BOZEMAN — Like doctors around the world, Randy Wolcott was confounded by diabetic foot ulcers.
When patients would come into his Texas clinic with the small and seemingly harmless sores, caused by the disease restricting blood flow and damaging nerves, the wounds would often resist traditional antibiotics and refuse to heal. In many cases, infection would spread to the bone and become life-threatening. Wolcott saw firsthand why diabetes is the leading cause of lower-extremity amputations not associated with traumatic injury. And when an amputation caused complications, he saw how the ulcers can, ultimately, result in death.
“Someone who comes in with a diabetic foot ulcer is more likely to die than someone who comes in with a heart attack,” Wolcott said, adding that today’s rising incidence of the wounds is a “crisis.”
Around 2001, however, Wolcott attended a conference where someone mentioned that the ulcers appeared to involve unique bacterial communities. He found that some researchers had a name for such microbes: biofilm. Then he called Montana State University, one of the few places in the world that specializes in biofilm research, and asked if anyone could help.
Since then, as a result of research at MSU’s Center for Biofilm Engineering, “our healing outcomes have increased dramatically,” said Wolcott, who will share the latest details of this story at the annual Montana Biofilm Meeting in Bozeman on July 16-18. The research “has changed not just my practice, it has changed wound care,” he said.
The turning point came in 2008, when Center for Biofilm Engineering researchers and Wolcott’s clinic published the results of a study. Using DNA analysis and powerful microscopes, they had analyzed bacteria sampled from diabetic ulcers and similar infected wounds.
“What we found was that the majority of these chronic wounds had biofilm in them,” said Center for Biofilm Engineering associate research professor Garth James, the study’s lead author. James, who has since authored nearly 30 papers on the subject, will also present at the Montana Biofilm Meeting.

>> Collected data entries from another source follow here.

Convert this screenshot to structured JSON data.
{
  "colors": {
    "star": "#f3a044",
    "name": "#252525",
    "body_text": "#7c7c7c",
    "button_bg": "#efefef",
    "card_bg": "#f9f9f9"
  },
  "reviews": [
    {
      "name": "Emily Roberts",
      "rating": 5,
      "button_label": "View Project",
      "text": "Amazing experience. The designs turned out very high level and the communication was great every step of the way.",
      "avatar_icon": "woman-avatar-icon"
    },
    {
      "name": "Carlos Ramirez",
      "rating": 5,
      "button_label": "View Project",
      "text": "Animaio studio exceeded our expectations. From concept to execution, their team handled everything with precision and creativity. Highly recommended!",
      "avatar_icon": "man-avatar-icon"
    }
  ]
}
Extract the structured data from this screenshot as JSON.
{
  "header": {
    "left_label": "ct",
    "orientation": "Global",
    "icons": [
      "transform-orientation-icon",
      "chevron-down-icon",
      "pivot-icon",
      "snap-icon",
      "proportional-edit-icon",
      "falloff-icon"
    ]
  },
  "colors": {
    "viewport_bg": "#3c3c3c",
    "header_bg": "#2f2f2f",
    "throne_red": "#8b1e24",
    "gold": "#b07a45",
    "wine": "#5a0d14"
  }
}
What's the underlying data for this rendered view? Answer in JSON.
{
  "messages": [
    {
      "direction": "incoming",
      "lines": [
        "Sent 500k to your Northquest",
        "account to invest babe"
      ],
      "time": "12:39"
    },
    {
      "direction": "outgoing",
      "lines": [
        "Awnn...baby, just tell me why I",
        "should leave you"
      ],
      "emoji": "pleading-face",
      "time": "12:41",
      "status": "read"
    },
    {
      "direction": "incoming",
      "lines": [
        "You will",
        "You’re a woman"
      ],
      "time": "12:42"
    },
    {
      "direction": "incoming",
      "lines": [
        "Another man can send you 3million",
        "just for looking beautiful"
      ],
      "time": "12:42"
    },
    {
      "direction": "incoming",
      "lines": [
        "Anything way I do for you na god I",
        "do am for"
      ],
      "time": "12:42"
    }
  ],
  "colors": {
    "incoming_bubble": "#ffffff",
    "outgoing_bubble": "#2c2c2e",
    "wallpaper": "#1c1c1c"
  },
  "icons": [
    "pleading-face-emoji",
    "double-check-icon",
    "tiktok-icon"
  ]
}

The finding was significant because it explained why the ulcers resisted antibiotics. Biofilms are known to be uniquely adapted to resisting medical treatment because they form interacting layers, with some bacteria acting as a shield for others.
The 2008 paper “basically created what we now call biofilm-based wound care,” according to Wolcott. It gave him the evidence he needed to explore new treatment methods. One, called debridement, involves removing larger areas of tissue from around the wound, a more drastic approach that pays off in long-term recovery. The practice was recommended as one of the best ways to treat chronic wounds by an international expert panel that Wolcott and James served on in 2017.
Chronic wound research in James’ Medical Biofilms Lab at MSU has also led to the development of medical products specifically designed to treat biofilm infections, including antimicrobial ointments that are more effective at penetrating and treating biofilms.
“The wound care companies were impressed with the work that was going on here,” said Paul Sturman, who coordinates the center’s work with industrial partners. “They sought us out as a resource.”
The Montana Biofilm Meeting is the main venue for the center’s roughly 30 industrial partners to learn about the latest biofilm research across a wide range of topics. “It’s really about letting people know how we think biofilm research can help society,” Sturman said.
The 2019 meeting will include a presentation by Joyce Stechmiller, a researcher at the University of Florida who has partnered with James on a five-year wound biofilm study backed by a $2.7 million grant from the National Institutes of Health. According to James, the study is likely the most comprehensive wound biofilm study to date because it involves 300 patients and a wide range of treatment variables.
According to Wolcott, “there’s a lot of work yet to be done” to improve treatment of chronic wounds. Last year alone, he said, diabetic ulcers resulted in roughly 140,000 amputations in the U.S.